Quelles sont les dispositions du règlement ? En premier lieu, celui-ci livre les paramètres de désignation des médicaments orphelins. Pour obtenir cette appellation, son promoteur doit satisfaire deux critères.

Premièrement, il doit prouver que le médicament est destiné :

au diagnostic, à la prévention ou au traitement d'une affection entraînant une menace pour la vie ou une invalidité chronique ne touchant pas plus de cinq personnes sur dix mille dans la Communauté […],ou qu'il est destiné au diagnostic, à la prévention ou au traitement, dans la Communauté, d'une maladie mettant la vie en danger, d'une maladie très invalidante ou d'une affection grave et chronique, et qu'il est peu probable que, en l'absence de mesures d'incitation, la commercialisation de ce médicament dans la Communauté génère des bénéfices suffisants pour justifier l'investissement nécessaire

Deuxièmement, il ne doit pas exister :

de processus satisfaisant de diagnostic, de prévention ou de traitement de cette affection ayant été autorisée dans la Communauté ou, s’il en existe, que le médicament en question procurera un bénéfice notable à ceux atteints de cette affection.

 

Comment s’effectue la procédure de désignation ?

Ainsi que le prévoit l’article 5, la désignation d’un médicament orphelin est soumise à plusieurs étapes.

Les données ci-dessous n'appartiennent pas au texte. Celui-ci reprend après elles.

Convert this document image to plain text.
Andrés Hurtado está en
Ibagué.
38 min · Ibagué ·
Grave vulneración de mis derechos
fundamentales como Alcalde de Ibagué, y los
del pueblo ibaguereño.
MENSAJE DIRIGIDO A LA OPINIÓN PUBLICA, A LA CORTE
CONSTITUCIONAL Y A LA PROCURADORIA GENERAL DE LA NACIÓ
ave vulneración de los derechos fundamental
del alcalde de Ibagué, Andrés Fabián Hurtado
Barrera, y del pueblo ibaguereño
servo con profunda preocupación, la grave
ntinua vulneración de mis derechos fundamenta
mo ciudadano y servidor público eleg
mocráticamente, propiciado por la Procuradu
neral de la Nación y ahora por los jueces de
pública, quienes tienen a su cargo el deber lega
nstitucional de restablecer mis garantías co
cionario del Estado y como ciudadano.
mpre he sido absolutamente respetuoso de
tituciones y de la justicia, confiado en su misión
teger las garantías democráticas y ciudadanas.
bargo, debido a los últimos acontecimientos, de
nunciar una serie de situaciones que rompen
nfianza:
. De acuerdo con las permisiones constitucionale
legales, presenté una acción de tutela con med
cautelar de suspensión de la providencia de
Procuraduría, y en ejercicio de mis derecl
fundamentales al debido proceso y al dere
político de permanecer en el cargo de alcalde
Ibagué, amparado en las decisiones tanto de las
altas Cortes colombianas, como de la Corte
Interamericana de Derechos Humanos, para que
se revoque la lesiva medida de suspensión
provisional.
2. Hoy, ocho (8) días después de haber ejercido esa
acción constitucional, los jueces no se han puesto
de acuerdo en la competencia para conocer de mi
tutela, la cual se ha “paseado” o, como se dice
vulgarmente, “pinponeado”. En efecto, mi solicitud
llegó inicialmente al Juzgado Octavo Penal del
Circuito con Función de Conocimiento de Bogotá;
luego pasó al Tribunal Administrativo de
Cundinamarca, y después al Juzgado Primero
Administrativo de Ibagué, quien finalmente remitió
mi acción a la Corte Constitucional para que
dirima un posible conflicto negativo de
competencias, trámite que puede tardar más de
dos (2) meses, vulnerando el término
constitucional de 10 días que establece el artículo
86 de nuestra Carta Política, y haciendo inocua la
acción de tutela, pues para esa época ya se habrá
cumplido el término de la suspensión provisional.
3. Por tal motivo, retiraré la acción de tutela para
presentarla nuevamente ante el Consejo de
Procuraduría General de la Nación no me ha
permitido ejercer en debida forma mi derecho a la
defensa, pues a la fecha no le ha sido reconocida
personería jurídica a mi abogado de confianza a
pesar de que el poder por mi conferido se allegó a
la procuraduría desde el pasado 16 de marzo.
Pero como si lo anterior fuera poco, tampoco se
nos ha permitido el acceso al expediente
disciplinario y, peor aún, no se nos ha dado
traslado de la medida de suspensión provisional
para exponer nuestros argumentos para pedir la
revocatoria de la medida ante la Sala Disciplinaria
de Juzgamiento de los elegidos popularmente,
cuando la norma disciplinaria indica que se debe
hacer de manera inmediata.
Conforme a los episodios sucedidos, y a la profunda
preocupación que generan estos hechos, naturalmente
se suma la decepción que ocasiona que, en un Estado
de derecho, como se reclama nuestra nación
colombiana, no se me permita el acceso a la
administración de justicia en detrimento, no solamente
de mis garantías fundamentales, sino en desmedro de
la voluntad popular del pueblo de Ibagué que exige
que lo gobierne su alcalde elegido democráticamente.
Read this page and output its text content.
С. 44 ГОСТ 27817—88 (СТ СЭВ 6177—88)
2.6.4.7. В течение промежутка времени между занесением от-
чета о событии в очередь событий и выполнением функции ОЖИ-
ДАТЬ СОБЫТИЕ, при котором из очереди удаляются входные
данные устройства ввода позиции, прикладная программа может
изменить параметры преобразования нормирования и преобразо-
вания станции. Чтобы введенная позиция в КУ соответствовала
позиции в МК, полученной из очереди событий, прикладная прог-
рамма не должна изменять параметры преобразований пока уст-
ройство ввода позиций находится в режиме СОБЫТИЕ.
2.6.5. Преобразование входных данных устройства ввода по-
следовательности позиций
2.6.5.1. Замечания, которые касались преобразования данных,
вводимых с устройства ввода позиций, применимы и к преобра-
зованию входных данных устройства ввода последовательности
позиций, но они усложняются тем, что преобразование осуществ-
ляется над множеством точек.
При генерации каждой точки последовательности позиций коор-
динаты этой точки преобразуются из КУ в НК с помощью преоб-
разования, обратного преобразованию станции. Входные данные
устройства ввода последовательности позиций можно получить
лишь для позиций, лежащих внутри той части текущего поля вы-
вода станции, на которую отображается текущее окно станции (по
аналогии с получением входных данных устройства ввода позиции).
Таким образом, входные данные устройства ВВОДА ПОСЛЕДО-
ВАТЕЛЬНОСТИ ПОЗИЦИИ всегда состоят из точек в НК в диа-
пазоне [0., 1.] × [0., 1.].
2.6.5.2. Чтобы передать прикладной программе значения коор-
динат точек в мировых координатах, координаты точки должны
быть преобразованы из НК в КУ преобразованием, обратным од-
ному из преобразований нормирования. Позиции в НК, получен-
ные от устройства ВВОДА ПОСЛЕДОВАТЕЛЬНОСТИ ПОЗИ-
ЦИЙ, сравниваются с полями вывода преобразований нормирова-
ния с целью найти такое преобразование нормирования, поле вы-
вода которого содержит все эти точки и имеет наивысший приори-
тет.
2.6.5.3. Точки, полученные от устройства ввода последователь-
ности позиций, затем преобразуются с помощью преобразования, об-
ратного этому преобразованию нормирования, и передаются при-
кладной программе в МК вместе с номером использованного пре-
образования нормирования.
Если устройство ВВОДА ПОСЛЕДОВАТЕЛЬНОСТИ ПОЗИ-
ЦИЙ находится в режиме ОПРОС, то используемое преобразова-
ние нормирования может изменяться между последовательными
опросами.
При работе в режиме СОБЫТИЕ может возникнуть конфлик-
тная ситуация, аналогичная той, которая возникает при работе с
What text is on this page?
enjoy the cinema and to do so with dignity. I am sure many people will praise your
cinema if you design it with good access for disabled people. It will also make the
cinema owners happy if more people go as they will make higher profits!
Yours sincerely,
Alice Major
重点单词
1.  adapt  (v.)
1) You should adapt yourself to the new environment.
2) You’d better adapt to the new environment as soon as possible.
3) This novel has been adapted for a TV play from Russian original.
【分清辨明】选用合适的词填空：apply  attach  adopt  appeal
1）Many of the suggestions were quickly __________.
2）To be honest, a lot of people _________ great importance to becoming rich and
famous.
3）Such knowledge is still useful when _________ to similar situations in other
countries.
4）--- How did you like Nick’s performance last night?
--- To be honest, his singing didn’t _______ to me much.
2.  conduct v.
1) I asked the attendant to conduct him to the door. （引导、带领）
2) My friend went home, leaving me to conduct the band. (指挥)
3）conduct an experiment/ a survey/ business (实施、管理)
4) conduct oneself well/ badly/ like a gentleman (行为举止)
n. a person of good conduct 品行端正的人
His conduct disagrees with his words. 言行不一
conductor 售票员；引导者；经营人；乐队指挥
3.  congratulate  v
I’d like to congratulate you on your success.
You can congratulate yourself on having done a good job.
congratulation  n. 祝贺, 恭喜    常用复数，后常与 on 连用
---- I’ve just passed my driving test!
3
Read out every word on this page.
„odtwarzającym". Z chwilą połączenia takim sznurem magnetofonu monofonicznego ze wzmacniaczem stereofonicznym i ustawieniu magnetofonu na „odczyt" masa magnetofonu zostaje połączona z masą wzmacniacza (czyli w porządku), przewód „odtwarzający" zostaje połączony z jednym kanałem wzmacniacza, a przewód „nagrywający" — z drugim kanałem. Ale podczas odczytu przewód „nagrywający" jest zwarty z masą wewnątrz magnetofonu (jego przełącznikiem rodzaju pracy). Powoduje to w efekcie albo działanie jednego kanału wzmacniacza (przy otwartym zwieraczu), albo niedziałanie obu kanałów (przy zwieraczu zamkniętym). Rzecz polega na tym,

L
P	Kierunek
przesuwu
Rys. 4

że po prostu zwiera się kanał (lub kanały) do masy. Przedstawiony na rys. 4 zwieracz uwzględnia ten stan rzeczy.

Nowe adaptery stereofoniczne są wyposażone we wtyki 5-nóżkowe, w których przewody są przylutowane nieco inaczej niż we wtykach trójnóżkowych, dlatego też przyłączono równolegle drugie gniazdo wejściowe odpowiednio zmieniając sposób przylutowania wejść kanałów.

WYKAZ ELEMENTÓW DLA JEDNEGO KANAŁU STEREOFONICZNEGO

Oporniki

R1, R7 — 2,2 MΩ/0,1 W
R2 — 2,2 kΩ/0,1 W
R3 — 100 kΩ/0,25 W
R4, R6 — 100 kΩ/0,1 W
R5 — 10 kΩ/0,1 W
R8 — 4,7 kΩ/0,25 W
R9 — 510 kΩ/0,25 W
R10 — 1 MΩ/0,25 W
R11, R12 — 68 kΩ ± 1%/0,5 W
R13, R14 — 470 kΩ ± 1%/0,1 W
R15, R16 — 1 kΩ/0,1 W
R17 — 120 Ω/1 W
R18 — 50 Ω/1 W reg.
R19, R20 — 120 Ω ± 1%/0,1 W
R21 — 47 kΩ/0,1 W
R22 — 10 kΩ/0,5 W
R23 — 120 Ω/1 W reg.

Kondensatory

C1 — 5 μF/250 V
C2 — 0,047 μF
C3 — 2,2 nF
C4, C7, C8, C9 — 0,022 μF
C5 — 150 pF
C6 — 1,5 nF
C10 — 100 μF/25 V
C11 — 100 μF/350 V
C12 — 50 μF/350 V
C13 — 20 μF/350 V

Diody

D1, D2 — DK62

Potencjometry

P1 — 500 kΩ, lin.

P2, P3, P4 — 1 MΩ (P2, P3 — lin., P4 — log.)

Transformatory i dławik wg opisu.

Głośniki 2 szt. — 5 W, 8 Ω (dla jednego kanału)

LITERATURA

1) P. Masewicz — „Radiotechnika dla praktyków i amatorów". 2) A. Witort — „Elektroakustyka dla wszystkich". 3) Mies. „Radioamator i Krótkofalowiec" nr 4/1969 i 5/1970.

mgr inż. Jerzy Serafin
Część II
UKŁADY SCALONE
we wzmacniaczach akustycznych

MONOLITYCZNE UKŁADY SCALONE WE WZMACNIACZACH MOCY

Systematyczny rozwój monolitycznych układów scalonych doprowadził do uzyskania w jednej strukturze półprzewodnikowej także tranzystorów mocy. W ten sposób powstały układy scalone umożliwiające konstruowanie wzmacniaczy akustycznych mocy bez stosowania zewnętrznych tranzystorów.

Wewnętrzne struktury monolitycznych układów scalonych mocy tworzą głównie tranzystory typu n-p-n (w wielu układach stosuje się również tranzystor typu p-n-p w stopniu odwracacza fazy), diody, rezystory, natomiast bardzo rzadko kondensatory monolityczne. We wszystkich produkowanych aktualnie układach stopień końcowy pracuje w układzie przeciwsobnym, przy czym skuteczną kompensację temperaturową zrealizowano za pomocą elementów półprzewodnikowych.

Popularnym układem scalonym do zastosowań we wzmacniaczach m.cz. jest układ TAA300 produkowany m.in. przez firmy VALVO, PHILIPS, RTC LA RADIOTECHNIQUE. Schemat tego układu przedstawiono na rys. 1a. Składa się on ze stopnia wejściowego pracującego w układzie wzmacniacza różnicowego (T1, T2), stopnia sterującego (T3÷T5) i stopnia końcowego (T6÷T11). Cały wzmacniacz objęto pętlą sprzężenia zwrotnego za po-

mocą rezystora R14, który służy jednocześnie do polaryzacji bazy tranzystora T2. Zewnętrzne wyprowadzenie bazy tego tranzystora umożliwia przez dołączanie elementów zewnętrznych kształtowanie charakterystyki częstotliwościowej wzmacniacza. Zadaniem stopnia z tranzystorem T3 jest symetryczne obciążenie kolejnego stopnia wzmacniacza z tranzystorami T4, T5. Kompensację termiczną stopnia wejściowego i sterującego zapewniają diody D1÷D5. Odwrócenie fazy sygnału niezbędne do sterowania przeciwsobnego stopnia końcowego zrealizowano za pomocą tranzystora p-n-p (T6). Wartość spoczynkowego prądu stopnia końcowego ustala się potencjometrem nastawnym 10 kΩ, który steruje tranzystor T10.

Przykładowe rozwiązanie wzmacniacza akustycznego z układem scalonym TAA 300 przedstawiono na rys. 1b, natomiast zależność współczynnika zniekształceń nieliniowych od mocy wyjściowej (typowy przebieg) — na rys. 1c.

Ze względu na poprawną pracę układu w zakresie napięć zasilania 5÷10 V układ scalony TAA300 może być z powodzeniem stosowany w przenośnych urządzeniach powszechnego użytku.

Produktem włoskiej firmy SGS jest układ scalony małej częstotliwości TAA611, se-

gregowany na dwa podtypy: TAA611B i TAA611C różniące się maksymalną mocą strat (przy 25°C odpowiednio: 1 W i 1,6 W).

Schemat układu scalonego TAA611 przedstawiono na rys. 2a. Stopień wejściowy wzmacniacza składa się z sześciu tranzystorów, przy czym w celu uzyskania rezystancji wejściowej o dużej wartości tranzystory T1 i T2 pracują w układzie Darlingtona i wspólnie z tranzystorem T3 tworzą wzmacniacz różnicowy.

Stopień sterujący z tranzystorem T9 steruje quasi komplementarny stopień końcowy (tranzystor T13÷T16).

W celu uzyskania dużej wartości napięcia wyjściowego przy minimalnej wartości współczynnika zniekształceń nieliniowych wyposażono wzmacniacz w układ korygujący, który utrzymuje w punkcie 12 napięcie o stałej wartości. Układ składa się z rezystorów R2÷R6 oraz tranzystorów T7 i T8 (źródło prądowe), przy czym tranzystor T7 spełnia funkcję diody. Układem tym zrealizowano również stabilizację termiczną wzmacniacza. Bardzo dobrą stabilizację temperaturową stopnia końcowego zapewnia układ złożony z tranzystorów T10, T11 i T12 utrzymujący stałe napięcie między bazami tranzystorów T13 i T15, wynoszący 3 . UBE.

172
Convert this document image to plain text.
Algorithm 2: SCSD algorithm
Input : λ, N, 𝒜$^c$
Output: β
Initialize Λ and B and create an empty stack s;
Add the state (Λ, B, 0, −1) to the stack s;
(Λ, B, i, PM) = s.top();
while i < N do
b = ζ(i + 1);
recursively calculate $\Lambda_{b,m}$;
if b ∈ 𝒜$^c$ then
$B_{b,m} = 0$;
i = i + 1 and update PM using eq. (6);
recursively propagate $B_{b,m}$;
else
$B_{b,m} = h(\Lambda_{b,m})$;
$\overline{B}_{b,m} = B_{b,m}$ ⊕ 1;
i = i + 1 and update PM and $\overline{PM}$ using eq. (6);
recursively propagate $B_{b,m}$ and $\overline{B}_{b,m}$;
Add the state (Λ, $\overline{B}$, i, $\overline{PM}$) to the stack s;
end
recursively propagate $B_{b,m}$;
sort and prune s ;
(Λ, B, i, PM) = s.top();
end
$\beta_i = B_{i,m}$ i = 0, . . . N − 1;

La demande s’effectue auprès de l’Agence européenne du médicament (EMA), à n’importe quel stade de développement du médicament, et avant le dépôt de la demande d’autorisation de mise sur le marché.

  1. Constitution du dossier avec les documents suivants : nom/dénomination sociale et adresse du promoteur, principes actifs du médicament, indication thérapeutique proposée, justifications à apporter quant au respect des critères ci-dessus ;
  2. L’EMA examine la validité du dossier et rédige un rapport succinct destiné au Comité des médicaments orphelins. L’agence peut demander, le cas échéant, des informations complémentaires au promoteur ;
  3. Le dossier transmis au comité, celui-ci dispose d’un délai de 90 jours pour formuler un avis ;
  4. Si l’avis révèle un non-respect des critères de désignation, l’EMA informe immédiatement le promoteur. Celui-ci dispose d’un délai de 90 jours pour « présenter une argumentation détaillée, susceptible de fonder un recours, que l’Agence transmet au comité. Le comité statue sur la nécessité de réviser son avis » ;
  5. L’EMA transmet l’avis définitif à la Commission qui doit prendre une décision sous 30 jours. Celle-ci est notifiée au promoteur et transmise à l’Agence et aux autorités concernées des pays membres ;
  6. Le médicament désigné orphelin est inscrit au registre communautaire des médicaments orphelins. À charge pour le promoteur de transmettre chaque année à l’Agence un rapport sur l’état de développement du médicament.

À noter que les demandes s’effectuent via la plateforme Iris administrée par l’EMA. Pour effectuer votre demande, vous devez disposer :

  • d’un compte EMA actif ;
  • d’un enregistrement au sein du service de gestion de l’organisation (OMS) de l’EMA ;
  • du rôle d’accès utilisateur et de l’affiliation adaptés à une organisation ;
  • d’un identifiant de produit de recherche (RPI) valide pour les application scientifiques du type « désignations orphelines ».
Quel rôle pour le Comité des médicaments orphelins ?

C’est l’autre pilier de la politique européenne. Le comité des médicaments orphelins – ou Committee for Orphan Medicinal Products (COMP) –  a été institué par le Règlement Ce n° 141/2000.

On l’a vu plus haut : le COMP analyse les demandes de désignation de médicaments. Son action a pour but d’améliorer les dépôts initiaux de demandes de désignations orphelines et donc, de réduire le taux de refus des demandes de désignation.

Mais ce n’est pas sa seule mission. Le comité conseille également la Commission en vue de l'élaboration et la mise en place d'une politique des médicaments orphelins pour l'Union européenne. Et assiste la Commission dans « les discussions internationales » et « l’établissement de lignes directrices détaillées ».  

 

Des mesures incitatives pour les industriels

Pour les industriels, l’impact – positif - d’une telle dénomination n’est pas anodin. Des mesures incitatives ont été mises en place.

Pourquoi ces dispositions ? Les coûts de développement et de mise sur le marché d’un traitement pour les maladies rares ne peuvent pas être amortis par ses seules ventes. Des dispositifs incitatifs ont donc été mis en place. Ainsi que le souligne le Règlement,

il importe que les patients souffrant d'affections rares puissent bénéficier de la même qualité de traitement que les autres et il est par conséquent nécessaire d'inciter l'industrie pharmaceutique à promouvoir la recherche, le développement et la commercialisation de traitements adéquats; des régimes d'incitation au développement de médicaments orphelins existent aux États-Unis d'Amérique depuis 1983 et au Japon depuis 1993 […]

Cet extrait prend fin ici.